Esses encontros fugazes são inesquecíveis para si?
Então não são? Nunca mais esqueço na vida de a minha mãe ter começado a chorar, ela que nunca chorava, a dizer «Temos que ir a Peniche, que o teu pai vai hoje partir para os Açores». Fomos de carro, chegámos lá e vi o barco. A minha mãe desesperada, o meu irmão e eu, tinha menos de dez anos, vimos o meu pai a ir para os Açores, não me posso esquecer. Depois meteram-me num café em Peniche e uma coisa que fixei: a minha mãe ia a beber o café e tinha uma mosca dentro!
Esta pequena história já conta tanto daquilo que é! Descobre na graça, agarrando-se à graça, uma exaltação da vida e da alegria. Para não soçobrar.
Nunca tive problemas de soçobro. Isso é que não tive. Nunca tive depressões. Eu sou simples: não sou vaidoso, não estou sempre a posar para alguém, digo aquilo que penso, não quero fazer passar gato por lebre. A minha mulher costuma dizer: «Tu és mais do simples, és simplista!, não vês a complexidade das coisas». Talvez tenha um bocado de razão. O meu espírito é muito racional, não sou dado a desvios místicos, nunca fui tocado pela religião nem pela fé.

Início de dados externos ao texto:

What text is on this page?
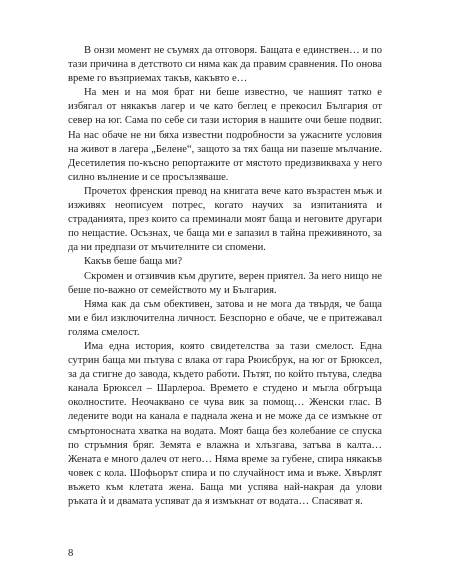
В онзи момент не съумях да отговоря. Бащата е единствен… и по тази причина в детството си няма как да правим сравнения. По онова време го възприемах такъв, какъвто е…

На мен и на моя брат ни беше известно, че нашият татко е избягал от някакъв лагер и че като беглец е прекосил България от север на юг. Сама по себе си тази история в нашите очи беше подвиг. На нас обаче не ни бяха известни подробности за ужасните условия на живот в лагера „Белене“, защото за тях баща ни пазеше мълчание. Десетилетия по-късно репортажите от мястото предизвикваха у него силно вълнение и се просълзяваше.

Прочетох френския превод на книгата вече като възрастен мъж и изживях неописуем потрес, когато научих за изпитанията и страданията, през които са преминали моят баща и неговите другари по нещастие. Осъзнах, че баща ми е запазил в тайна преживяното, за да ни предпази от мъчителните си спомени.

Какъв беше баща ми?

Скромен и отзивчив към другите, верен приятел. За него нищо не беше по-важно от семейството му и България.

Няма как да съм обективен, затова и не мога да твърдя, че баща ми е бил изключителна личност. Безспорно е обаче, че е притежавал голяма смелост.

Има една история, която свидетелства за тази смелост. Една сутрин баща ми пътува с влака от гара Рюисбрук, на юг от Брюксел, за да стигне до завода, където работи. Пътят, по който пътува, следва канала Брюксел – Шарлероа. Времето е студено и мъгла обгръща околностите. Неочаквано се чува вик за помощ… Женски глас. В ледените води на канала е паднала жена и не може да се измъкне от смъртоносната хватка на водата. Моят баща без колебание се спуска по стръмния бряг. Земята е влажна и хлъзгава, затъва в калта… Жената е много далеч от него… Няма време за губене, спира някакъв човек с кола. Шофьорът спира и по случайност има и въже. Хвърлят въжето към клетата жена. Баща ми успява най-накрая да улови ръката ѝ и двамата успяват да я измъкнат от водата… Спасяват я.

8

Nem pela xaropada do amor...
«Xaropada do amor», nunca disse isso.
Pois não. Mas disse que o «Werther» do Goethe era uma xaropada, que não conseguia conceber que alguém se matasse por amor.
Isso é difícil para mim, não consigo conceber. Mas acredito no amor.
Mas morrer pela coragem, é outra coisa.
Não é pela coragem, é o sentido do dever. O que faz avançar um tipo contra uma baioneta é o sentido do dever. O que pôs aquele chinês perante um carro foi o sentido de que ali está o povo, e que ele o representava, tem que morrer ali se for necessário. É o que é extraordinário naquele retrato, Tiananmen. Estávamos a falar de quê?
O início era ser permeável aos outros, ser influenciável...
O nosso amigo Agostinho da Silva chamava-me «Danton», um dos heróis da Revolução Francesa, o tipo da Liberdade, que está muito bem descrito n’«Os Miseráveis» do Victor Hugo. Os meus professores disseram: «Você não pode ir, vai agora servir a burguesia?, você está no caminho do Comunismo». Os professores de Direito são todos uma cáfila de reaccionários, isso é verdade. Fui para Letras. Estive praticamente nove anos na Faculdade de Letras, andei para lá a conspirar pelos claustros, fui preso sucessivas vezes, quase sempre na época dos exames. Portanto, ia perdendo anos, ou por outra, não passava.
Mas o seu pai não se preocupava com isso.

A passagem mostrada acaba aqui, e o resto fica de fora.